An Introduction to Reference Services in Academic Libraries

Tibor Koltay (Szent István University, Jászberény, Hungary)

Journal of Documentation

ISSN: 0022-0418

Article publication date: 25 April 2008

385

Keywords

Citation

Koltay, T. (2008), "An Introduction to Reference Services in Academic Libraries", Journal of Documentation, Vol. 64 No. 3, pp. 469-470. https://doi.org/10.1108/00220410810867669

Publisher

:

Emerald Group Publishing Limited

Copyright © 2008, Emerald Group Publishing Limited


From the Preface we learn that this book is the first of a series of introductory textbooks written for graduate students of library and information science, entry‐level librarians and newcomers to academic librarianship.

The first part of the book consists of a collection of 11 case studies of different length by a number of different authors. The second part contains seven essays, also in the same fashion.

The case studies address a wide spectrum of issues, like a virtual information literacy tutorial, a library gaining leadership in academic computing services, transitioning from the just‐in‐case reference model to a just‐in‐time model. The problems related to the physical reference desk as a central issue figure even in two papers.

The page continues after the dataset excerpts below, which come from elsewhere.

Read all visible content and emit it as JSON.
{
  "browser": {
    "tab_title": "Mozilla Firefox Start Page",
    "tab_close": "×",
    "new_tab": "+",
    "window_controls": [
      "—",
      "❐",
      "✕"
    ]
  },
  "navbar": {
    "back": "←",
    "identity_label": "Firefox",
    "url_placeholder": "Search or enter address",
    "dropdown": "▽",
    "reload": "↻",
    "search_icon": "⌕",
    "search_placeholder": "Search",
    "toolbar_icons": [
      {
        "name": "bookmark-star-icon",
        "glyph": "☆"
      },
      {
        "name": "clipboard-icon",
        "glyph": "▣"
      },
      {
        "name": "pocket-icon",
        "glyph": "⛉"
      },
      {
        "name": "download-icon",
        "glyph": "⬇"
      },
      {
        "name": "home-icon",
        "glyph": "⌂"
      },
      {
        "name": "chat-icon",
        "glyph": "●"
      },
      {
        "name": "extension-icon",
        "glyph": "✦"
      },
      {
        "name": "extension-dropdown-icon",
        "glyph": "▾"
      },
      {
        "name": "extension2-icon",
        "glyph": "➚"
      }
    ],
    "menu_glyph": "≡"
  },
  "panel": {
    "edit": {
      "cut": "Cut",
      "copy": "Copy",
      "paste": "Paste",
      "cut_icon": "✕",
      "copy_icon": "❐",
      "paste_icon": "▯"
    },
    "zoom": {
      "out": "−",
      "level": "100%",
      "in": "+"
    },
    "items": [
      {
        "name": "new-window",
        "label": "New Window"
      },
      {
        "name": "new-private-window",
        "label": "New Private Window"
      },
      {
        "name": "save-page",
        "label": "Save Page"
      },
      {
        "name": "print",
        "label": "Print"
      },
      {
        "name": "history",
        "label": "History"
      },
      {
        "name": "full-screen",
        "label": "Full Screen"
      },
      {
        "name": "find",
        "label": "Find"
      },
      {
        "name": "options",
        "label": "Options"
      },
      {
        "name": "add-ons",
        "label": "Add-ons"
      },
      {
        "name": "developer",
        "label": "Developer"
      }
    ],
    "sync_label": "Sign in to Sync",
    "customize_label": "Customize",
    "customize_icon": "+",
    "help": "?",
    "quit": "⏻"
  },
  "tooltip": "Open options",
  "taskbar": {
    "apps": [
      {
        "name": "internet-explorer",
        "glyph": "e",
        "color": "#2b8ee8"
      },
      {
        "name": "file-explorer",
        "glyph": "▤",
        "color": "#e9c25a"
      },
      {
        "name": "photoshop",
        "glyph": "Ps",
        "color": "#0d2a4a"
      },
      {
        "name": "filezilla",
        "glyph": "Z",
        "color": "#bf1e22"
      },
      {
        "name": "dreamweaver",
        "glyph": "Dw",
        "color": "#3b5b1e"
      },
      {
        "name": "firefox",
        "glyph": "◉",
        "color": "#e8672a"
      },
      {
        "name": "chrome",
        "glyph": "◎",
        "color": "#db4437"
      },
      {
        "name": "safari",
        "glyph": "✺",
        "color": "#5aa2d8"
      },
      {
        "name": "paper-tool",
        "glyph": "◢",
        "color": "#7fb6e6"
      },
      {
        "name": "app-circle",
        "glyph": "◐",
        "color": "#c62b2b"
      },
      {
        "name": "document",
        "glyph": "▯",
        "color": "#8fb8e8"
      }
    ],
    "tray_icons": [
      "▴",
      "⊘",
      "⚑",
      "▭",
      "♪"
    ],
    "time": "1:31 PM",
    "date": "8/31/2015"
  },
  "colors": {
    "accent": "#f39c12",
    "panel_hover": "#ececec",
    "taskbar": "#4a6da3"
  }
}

The case study on virtual reference looks like much more an essay than a case study. The paper entitled “Common queries” seems to be rather anecdotal.

On the whole, case studies in this book have differing weights. The one on the costs of reference is a thorough study that is crossing again the borders of the genre towards being an essay. The paper on customer surveys is short and to the point, just like you would imagine a case study that can be used efficiently in the classroom.

Despite the fact that its metaphoric title makes the intended purpose somewhat obscure, the paper “What they don't teach in library school: Experience is the real teacher” is one of those that are real textbook items in the sense that it is very useful (among others) for enlightening features of a successful reference interview.

If you want to choose the “best paper”, it is probably the one on developing information literacy. This particular paper (Case study 7, entitled “Occasional occurrences at Owl Creek University”) is a fictional one that also shows some humour and undoubtedly can serve as a good starting point of an educational discussion.

It is laudable that those case studies that seem to interest a smaller audience (like for example marketing reference to young male faculty in a small college) are accordingly shorter.

Part two of the book contains essays the majority of which address broad issues like the teaching centred vs. service centred nature, the meaning, past, present and future of reference, the role and situation of the academic librarian.

As a few other papers, the essay on coloured librarians shows that some issues addressed in the book have more relevance to American librarians than to their European colleagues. The faculty status and tenure‐track of academic librarians is a similar problem, however its author also cries out: I get no respect. This seems to be a problem for a host of librarians working in academe.

One may wonder if the order of papers could be much more carefully well‐weighted. Amidst a number of essays that reflect on fundamental questions another one on unusual library users appears. In top of that the latter is much more a small selection of case studies than an essay. If we think however that the papers can be used in themselves perhaps this is not of much importance.

There are exercises at the end of each paper. They have basically the same structure slightly adapted to the issue at hand. They are intended to engage the reader to summarise the main point of the paper for classmates or co‐workers, then rewrite this summary to an expert or administrator or fund‐raiser, to use role‐play in order to elucidate the problems and to find scholarly, authoritative sources on them. The exercises ask for agreement and disagreement of the reader as well as for their more detailed opinion.

There is an index of the authors and subjects at the end of the book.